La cour a confirmé le jugement de première instance tout en modifiant les peines prononcées. Pour le premier chef d’accusation, « menace relevant du droit pénal en lien avec une infraction terroriste », la peine a été fixée à dix mois d’emprisonnement. Pour le second chef, « mise en danger de la vie de personnes protégées par la divulgation de données permettant de les identifier », la cour a prononcé une peine de deux ans de prison assortie d’un sursis.

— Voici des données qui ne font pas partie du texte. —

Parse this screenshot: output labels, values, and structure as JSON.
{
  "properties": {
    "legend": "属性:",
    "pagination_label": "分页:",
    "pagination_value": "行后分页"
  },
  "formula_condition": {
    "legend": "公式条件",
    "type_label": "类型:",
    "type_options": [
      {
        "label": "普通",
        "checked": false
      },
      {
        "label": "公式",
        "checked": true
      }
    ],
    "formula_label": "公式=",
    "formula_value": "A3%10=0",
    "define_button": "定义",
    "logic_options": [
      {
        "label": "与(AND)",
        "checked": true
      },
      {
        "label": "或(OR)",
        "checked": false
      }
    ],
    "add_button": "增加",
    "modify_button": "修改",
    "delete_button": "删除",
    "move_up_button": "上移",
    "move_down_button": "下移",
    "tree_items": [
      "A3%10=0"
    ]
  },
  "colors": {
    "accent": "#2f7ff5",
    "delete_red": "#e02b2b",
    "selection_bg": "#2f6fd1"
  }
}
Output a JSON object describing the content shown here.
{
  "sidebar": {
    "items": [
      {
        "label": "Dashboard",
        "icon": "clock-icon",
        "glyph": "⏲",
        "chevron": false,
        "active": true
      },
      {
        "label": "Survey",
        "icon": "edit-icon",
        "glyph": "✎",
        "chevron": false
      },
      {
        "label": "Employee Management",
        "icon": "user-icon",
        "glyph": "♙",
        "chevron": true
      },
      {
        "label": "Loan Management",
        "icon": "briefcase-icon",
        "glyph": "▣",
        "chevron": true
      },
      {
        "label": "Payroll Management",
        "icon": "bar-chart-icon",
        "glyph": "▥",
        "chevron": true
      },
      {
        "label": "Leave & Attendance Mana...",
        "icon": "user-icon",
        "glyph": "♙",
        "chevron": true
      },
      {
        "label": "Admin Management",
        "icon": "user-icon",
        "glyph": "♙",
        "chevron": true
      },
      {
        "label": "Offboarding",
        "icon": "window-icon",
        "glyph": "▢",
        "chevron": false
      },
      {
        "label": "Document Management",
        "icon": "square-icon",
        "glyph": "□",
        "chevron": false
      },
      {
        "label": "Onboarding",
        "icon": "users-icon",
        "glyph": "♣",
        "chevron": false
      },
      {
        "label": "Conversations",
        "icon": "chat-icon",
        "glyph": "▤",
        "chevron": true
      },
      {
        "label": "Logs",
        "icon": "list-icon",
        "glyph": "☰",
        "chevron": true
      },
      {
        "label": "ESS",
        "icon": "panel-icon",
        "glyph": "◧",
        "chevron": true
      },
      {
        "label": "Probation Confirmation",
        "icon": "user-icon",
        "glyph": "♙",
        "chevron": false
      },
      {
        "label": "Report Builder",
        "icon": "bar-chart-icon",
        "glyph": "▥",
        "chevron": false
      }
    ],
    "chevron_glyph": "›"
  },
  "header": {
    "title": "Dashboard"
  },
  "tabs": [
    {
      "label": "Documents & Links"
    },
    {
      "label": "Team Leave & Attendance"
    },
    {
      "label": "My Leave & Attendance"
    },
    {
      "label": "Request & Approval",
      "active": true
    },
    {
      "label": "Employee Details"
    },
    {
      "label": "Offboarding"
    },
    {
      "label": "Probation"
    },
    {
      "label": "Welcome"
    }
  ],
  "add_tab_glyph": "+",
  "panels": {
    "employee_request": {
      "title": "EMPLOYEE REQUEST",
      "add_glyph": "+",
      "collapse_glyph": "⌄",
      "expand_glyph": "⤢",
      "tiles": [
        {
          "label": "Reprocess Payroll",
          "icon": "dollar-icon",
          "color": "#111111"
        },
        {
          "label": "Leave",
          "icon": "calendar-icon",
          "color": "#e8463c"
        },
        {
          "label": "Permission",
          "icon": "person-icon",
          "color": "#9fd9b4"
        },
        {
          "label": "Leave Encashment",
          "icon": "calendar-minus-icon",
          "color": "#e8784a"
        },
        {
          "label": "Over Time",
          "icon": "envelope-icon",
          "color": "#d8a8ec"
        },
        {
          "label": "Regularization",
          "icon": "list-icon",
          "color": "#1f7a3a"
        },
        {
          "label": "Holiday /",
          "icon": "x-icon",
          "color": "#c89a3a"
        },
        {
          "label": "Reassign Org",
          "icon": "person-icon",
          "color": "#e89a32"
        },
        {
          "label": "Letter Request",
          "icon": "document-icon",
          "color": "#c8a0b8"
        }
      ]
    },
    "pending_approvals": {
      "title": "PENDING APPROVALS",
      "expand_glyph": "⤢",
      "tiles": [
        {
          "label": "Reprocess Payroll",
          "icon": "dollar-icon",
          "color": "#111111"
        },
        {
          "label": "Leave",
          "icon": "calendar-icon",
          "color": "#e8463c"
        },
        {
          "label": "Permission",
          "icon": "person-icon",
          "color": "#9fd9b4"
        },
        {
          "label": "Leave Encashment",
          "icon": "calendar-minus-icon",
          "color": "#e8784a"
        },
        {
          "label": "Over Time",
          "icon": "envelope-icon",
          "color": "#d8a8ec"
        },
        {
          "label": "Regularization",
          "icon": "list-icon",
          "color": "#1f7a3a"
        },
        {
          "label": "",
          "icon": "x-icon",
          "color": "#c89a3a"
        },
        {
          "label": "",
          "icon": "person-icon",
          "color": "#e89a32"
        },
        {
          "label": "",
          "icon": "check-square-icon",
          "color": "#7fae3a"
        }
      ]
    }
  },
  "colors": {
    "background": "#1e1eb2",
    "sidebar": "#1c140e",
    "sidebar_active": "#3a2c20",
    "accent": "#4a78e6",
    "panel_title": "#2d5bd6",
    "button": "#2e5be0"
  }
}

La mesure de contrôle administratif pour une durée de trois ans, qui avait été imposée en première instance, a été annulée. Ahmed Soueb a été libéré à l’issue de l’audience.
Le 31 octobre 2025, le tribunal de première instance de Tunis avait condamné Ahmed Soueb à cinq ans de prison : quatre ans pour le délit de mise en danger de personnes protégées et un an pour les menaces en lien avec une infraction terroriste, auxquels s’ajoutait un contrôle administratif de trois ans.
Ahmed Soueb avait été placé en détention le 21 avril 2025 par un juge d’instruction du pôle judiciaire de lutte contre le terrorisme. Son arrestation faisait suite à la diffusion d’une vidéo tournée le 19 avril 2025 devant le siège de l’ordre des avocats, dans laquelle il commentait une audience relative à l’affaire dite du « complot contre la sûreté de l’État ». Les chefs d’inculpation retenus contre lui étaient qualifiés « à caractère terroriste » par la source judiciaire ayant rapporté son placement en détention.